Adriano Galliani è il Monza, è il Milan, è il calcio. Ad Aldo Cazzullo ha rilasciato una lunga intervista leggibile oggi sul Corriere delle Sera. Ecco alcuni dei passaggi più significativi.

SUO PADRE – «Segretario comunale. Non aveva conosciuto suo padre: caduto sul Piave. La nonna non si risposò mai, andò a vivere con sua sorella, pure lei aveva perso il marito nella Grande Guerra. Anche mio nonno materno era morto nel 1918, di febbre spagnola».

UNA VITA DURA – «No. Una vita segnata da una passione: il calcio. Idolo: Alfredo Di Stefano. Nel 1954 ero in vacanza ad Arenzano, scappai di casa per andare in un bar di Genova dove davano la finale dei Mondiali: non mi trovavano più, pensavano fossi annegato. Siccome non sapevo giocare, con i primi soldi divenni comproprietario e dirigente del Monza».

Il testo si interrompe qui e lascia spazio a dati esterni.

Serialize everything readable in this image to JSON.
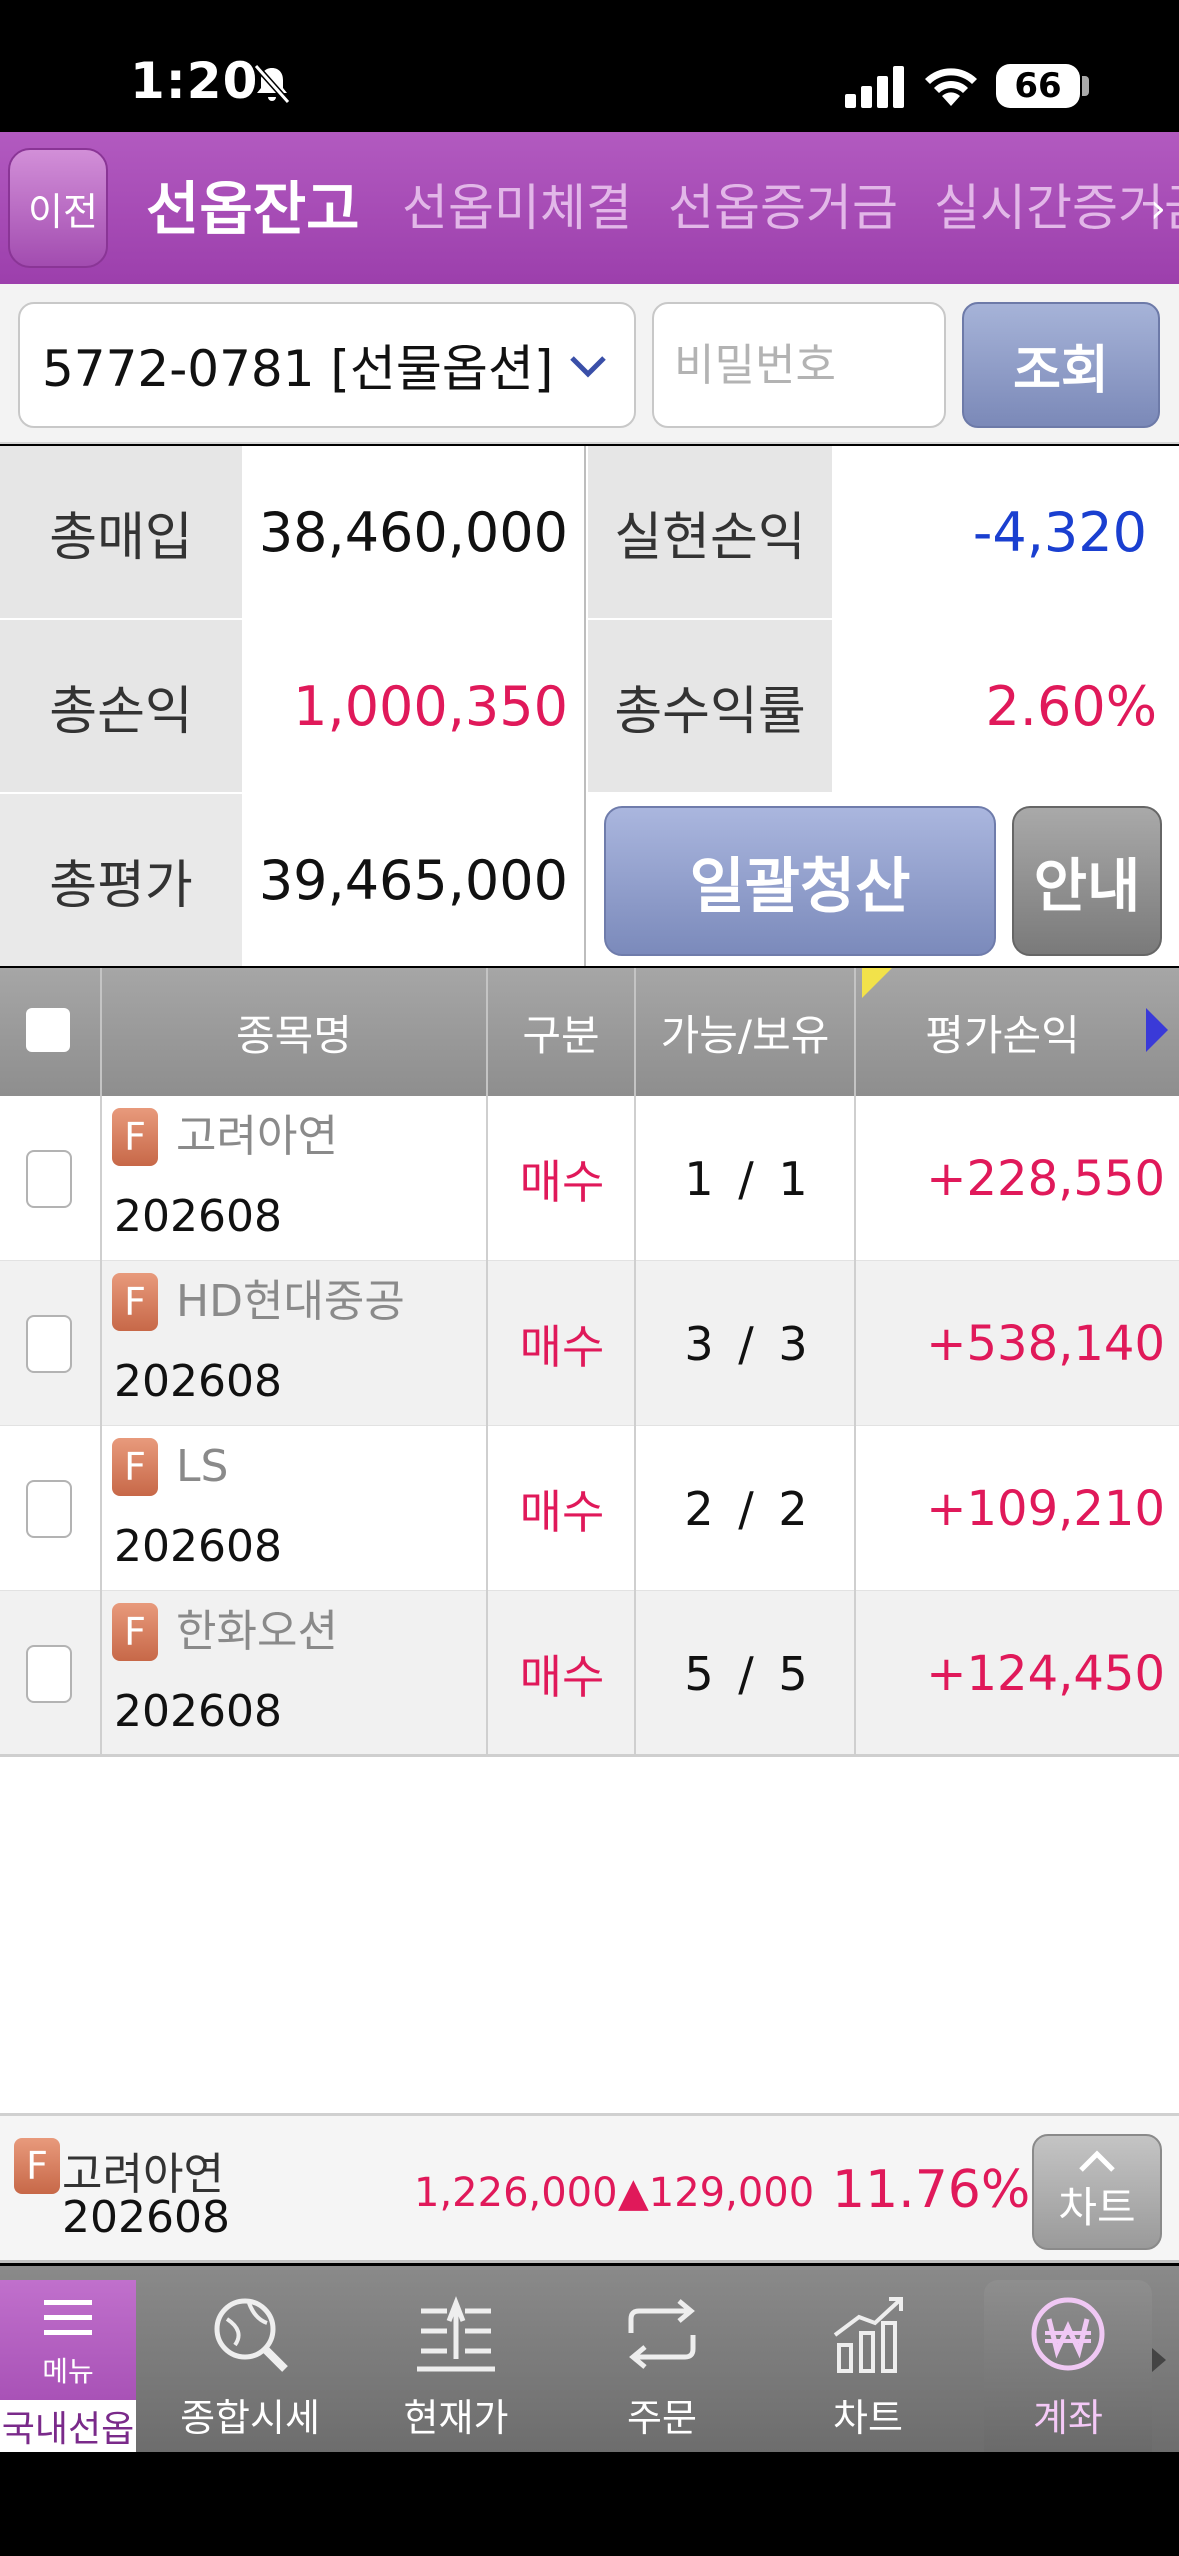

PRIMA CHAMPIONS CONTRO LO STEAUA – «C’erano ancora Ceausescu e il Muro di Berlino. A Bucarest rastrellammo anche i loro biglietti, il Camp Nou era tutto rossonero. Portammo a Barcellona l’intero calcio italiano e mezza politica su un Jumbo. Era un’altra Italia».

INTERROGATO DA BORRELLI PER CALCIOPOLI – «Filò tutto liscio. Poi però la sua collaboratrice Maria José Falcicchia, futura vicequestore di Milano, mi inseguì: “Il dottor Borrelli vorrebbe fargli ancora una domanda. Tornai indietro e gli feci notare che quella era la tattica di Lavrentij Berija, il ministro degli Interni di Stalin». RONALDO – «Faceva la scarpetta nel vassoio degli spaghetti al pomodoro. Ancelotti lo prendeva in giro: Fenomeno, almeno sai chi ti marca domani? E lui: io no, ma lui sa che deve marcare Ronaldo».

KAKA’ AL REAL – «Quella volta, mentre firmavo, piangevo proprio. Il mio amico Florentino Perez ci rimase male: Adriano, se vuoi annulliamo tutto. Ma ormai certi costi non potevamo più permetterceli».